Unrecorded etching: Gregorian Masses for the dead in Verona.

[Gregorian Masses] / [Verona] / [Archconfraternity of the SS. Suffragio]. Adí [17 di Marzo] Anno [1801] è Morto [il M.o Rd.o D. Francesco Filippi Arcip.te] Vostro Confratello della Ven. Archiconf. Del Ss:mo Suffraggio posta nella Chiesa di S. Gregorio… S.l. [likely Verona]: s.n., s.a. [dated in manuscript 6 June 1801]. [19.4 x 13.7 cm the sheet; 13.8 x 10.0 cm the platemark], [1] f. etching, completed in manuscript, manuscript annotations on verso. Marginal loss to bottom left corner, a few minor stains.

 

 

Unrecorded etching depicting Gregory the Great interceding with the Virgin & Child on behalf of souls burning in Purgatory.
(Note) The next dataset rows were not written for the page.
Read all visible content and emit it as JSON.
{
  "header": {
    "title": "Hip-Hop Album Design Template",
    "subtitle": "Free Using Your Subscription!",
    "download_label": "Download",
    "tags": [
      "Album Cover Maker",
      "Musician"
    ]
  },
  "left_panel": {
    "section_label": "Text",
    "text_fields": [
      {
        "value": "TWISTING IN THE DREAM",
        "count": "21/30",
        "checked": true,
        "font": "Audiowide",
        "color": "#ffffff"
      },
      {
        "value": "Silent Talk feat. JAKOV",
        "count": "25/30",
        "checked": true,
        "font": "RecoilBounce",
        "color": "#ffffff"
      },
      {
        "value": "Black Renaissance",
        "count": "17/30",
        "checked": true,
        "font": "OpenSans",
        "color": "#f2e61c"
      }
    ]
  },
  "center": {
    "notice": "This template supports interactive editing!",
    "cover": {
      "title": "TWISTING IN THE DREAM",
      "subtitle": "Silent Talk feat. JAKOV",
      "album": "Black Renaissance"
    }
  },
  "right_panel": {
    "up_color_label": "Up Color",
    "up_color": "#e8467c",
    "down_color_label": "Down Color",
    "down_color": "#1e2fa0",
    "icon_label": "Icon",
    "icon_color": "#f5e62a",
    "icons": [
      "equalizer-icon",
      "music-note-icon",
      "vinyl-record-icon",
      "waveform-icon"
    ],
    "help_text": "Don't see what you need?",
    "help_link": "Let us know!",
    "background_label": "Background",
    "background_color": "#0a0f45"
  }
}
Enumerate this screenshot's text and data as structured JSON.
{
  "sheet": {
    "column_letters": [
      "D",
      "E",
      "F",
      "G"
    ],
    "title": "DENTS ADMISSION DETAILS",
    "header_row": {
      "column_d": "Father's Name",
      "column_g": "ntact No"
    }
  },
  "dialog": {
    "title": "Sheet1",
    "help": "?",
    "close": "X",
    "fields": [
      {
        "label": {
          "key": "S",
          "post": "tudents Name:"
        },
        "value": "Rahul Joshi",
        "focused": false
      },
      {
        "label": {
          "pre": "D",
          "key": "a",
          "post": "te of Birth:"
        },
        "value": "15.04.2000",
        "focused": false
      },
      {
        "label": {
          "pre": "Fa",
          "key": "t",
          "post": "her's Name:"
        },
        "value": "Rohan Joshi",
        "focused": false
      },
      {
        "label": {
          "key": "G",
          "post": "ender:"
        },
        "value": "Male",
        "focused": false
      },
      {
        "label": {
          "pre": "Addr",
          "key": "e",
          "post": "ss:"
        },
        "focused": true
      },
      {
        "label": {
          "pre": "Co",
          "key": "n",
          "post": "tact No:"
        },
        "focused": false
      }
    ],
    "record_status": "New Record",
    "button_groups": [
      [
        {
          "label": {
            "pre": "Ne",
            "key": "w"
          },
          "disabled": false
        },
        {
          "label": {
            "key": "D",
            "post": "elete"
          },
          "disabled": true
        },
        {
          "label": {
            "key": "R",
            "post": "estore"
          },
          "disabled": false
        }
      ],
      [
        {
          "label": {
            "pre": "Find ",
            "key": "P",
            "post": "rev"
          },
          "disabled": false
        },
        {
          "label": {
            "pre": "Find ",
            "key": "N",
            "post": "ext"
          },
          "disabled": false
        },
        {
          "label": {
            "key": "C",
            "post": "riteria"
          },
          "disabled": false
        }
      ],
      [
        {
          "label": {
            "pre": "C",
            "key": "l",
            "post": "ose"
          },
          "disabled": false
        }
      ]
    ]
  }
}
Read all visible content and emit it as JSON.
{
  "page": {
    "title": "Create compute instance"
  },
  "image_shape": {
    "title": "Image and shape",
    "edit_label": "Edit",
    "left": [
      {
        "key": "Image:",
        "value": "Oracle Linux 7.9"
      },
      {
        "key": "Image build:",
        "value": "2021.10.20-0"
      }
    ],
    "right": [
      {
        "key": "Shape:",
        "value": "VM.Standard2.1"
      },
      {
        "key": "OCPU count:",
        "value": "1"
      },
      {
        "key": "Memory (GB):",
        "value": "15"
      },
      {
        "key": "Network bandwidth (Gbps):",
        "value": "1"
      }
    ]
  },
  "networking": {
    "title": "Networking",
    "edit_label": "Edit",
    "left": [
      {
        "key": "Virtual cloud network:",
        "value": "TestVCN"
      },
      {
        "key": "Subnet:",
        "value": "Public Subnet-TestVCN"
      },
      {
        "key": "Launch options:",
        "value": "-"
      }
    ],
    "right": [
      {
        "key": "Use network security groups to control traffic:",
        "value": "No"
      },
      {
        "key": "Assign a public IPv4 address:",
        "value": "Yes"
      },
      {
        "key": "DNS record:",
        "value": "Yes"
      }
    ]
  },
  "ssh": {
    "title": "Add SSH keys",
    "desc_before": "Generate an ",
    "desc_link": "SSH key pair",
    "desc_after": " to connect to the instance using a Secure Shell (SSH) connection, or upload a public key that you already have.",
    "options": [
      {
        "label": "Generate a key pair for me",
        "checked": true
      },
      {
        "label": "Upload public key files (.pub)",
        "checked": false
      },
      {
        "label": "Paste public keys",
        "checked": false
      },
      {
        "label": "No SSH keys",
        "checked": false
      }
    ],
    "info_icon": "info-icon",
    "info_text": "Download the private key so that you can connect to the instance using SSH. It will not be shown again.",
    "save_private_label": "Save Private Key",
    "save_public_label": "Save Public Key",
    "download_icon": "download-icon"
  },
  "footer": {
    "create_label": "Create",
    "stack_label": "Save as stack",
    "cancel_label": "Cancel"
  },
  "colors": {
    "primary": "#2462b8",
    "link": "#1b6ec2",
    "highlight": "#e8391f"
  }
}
The sheet was distributed by the Archconfraternity of the SS. Suffragio at San Gregorio in Verona to its members, who were obliged to fund ‘Gregorian Masses’ for the souls of their recently deceased confraternity brothers. Members were to return the completed form to the Archconfraternity to confirm that they had fulfilled their duties.

 

This example records that a certain Francesco Filippi died on 17 March 1801 and that a certain F. Angelo Samito [?] was paid to sing a mass for his soul in the church of S. Fermo Maggiore (Verona). On the verso is the name of Marchese Gabriel Dionisi of Verona, who both funded the mass and returned the etched form with 2 soldi of alms to the confraternity, as the etched text requests.

 

The image heading the sheet shows the chain of intercession from the Virgin & Child, to St. Gregory, to (somewhat unusually) a clerical figure who tries to douse with water the flames of Purgatory engulfing five unhappy faces (i.e., souls). A church is depicted in the distance.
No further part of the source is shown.